Scott Brown indique que, non seulement le XLF a continué de baisser pendant que le S&P 500 atteignait de nouveaux sommets, mais il évolue aussi toujours en dessous de la moyenne mobile à 200 jours. Les données historiques montrent que, parmi les 32 fois où le S&P 500 a atteint un nouveau sommet alors que le XLF était en dessous de sa moyenne mobile à 200 jours, 29 ont été suivies d’une baisse du S&P 500 un mois plus tard, avec une baisse moyenne de 3,3 %. Six mois plus tard, la probabilité de baisse est proche de 50/50, mais la baisse maximale dans l’intervalle peut atteindre 41,5 %, indiquant un risque tail asymétrique élevé.
Parmi les 11 ETF sectoriels du S&P, le XLF est actuellement le seul dont le prix et la moyenne mobile à 50 jours sont inférieurs à la moyenne mobile à 200 jours, ce qui indique une tendance à la faiblesse à court et long terme.
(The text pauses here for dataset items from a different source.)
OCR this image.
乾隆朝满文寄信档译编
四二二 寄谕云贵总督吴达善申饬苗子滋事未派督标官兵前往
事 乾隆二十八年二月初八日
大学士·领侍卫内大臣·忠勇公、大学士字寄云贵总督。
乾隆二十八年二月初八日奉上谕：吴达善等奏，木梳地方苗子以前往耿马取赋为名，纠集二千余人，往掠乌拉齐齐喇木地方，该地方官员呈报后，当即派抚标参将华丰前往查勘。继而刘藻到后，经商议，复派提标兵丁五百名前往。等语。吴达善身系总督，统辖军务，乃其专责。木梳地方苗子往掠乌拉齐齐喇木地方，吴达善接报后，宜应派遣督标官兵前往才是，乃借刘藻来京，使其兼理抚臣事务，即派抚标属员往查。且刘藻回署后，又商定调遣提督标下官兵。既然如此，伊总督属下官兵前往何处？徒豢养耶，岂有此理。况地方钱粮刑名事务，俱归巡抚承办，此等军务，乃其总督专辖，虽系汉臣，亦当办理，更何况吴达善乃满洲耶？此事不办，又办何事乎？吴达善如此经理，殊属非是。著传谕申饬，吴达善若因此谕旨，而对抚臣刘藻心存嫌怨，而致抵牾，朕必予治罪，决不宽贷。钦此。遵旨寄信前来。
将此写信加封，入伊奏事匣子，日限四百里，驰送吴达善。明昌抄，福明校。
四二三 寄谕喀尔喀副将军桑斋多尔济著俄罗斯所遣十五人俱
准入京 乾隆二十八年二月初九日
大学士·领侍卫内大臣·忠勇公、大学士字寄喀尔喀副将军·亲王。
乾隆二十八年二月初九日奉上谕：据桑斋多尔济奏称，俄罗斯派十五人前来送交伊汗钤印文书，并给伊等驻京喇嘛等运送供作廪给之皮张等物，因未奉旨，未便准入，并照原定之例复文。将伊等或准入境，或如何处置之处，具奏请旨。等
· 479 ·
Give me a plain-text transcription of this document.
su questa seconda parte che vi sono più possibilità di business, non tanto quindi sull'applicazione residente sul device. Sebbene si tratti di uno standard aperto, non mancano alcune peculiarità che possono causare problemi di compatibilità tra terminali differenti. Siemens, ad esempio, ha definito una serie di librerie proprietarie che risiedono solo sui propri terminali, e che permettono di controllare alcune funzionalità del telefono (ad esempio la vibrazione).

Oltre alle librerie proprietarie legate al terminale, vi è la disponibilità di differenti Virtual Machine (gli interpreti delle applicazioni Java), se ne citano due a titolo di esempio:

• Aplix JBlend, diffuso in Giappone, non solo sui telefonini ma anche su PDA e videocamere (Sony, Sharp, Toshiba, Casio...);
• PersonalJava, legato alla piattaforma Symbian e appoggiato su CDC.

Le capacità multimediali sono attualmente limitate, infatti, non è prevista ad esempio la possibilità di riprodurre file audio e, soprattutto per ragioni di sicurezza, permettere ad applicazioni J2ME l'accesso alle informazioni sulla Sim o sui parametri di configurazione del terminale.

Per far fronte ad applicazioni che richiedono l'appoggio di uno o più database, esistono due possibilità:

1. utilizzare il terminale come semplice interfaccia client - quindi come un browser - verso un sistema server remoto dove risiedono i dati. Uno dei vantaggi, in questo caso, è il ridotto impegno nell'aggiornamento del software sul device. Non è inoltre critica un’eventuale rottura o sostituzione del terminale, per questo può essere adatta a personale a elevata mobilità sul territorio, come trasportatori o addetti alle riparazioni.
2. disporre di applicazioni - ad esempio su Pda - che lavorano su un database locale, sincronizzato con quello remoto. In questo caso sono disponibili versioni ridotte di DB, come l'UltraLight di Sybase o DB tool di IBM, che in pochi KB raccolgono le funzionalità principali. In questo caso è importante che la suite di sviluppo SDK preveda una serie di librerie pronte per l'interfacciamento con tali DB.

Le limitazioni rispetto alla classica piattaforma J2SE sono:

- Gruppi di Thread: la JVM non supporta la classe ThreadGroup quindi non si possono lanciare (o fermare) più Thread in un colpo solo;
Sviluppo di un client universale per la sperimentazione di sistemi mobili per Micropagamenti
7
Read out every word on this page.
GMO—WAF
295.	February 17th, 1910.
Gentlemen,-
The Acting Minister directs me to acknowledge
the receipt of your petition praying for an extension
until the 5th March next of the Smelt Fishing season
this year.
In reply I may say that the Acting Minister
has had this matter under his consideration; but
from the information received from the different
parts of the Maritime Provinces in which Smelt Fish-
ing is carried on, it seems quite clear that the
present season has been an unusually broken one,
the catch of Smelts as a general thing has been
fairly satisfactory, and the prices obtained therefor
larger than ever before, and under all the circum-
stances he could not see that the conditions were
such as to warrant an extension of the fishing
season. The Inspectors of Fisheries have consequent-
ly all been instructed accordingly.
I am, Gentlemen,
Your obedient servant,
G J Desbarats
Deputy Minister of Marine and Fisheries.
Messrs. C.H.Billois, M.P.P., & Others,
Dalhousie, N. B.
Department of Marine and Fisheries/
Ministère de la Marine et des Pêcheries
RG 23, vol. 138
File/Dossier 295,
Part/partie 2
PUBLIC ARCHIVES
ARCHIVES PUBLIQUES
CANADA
Historiquement, le secteur financier a donné deux signaux d’alerte précoces avant un sommet du marché. En avril 1999, la faiblesse relative du XLF par rapport au S&P 500 a commencé environ 11 mois avant le sommet final du marché ; en février 2007, le XLF a de nouveau anticipé le sommet, environ 8 mois à l’avance.
Les attentes de « dividendes Trump » en début d’année ont été totalement déçues
Le secteur financier avait été fortement anticipé en début d’année. Le marché s’attendait à ce que le second mandat de Trump entraîne des taux plus bas et une réglementation plus souple, créant un environnement favorable pour les banques, assurances et gestionnaires d’actifs.
Selon un rapport d’Investing.com début avril, le résultat a été exactement le contraire. Plus d’un an après le début du second mandat de Trump, le secteur financier est devenu le pire performeur du S&P 500. Les attentes de baisse des taux, la menace de crédit privé, les tensions au Moyen-Orient poussant les prix du pétrole et l’inflation, tout cela s’est combiné pour créer de multiples vents contraires.
Melissa Brown, directrice de la recherche en investissement chez SimCorp, souligne que le système financier est hautement interconnecté, et que les risques liés au crédit privé pourraient se propager davantage que prévu.
Scott Brown recommande la prudence plutôt que l’audace. Il n’est pas facile d’identifier un sommet dans le marché actuel, mais les investisseurs devraient peut-être envisager de réduire progressivement leurs positions plutôt que de continuer à acheter à la hausse, et surtout éviter d’injecter de nouveaux capitaux sur le marché.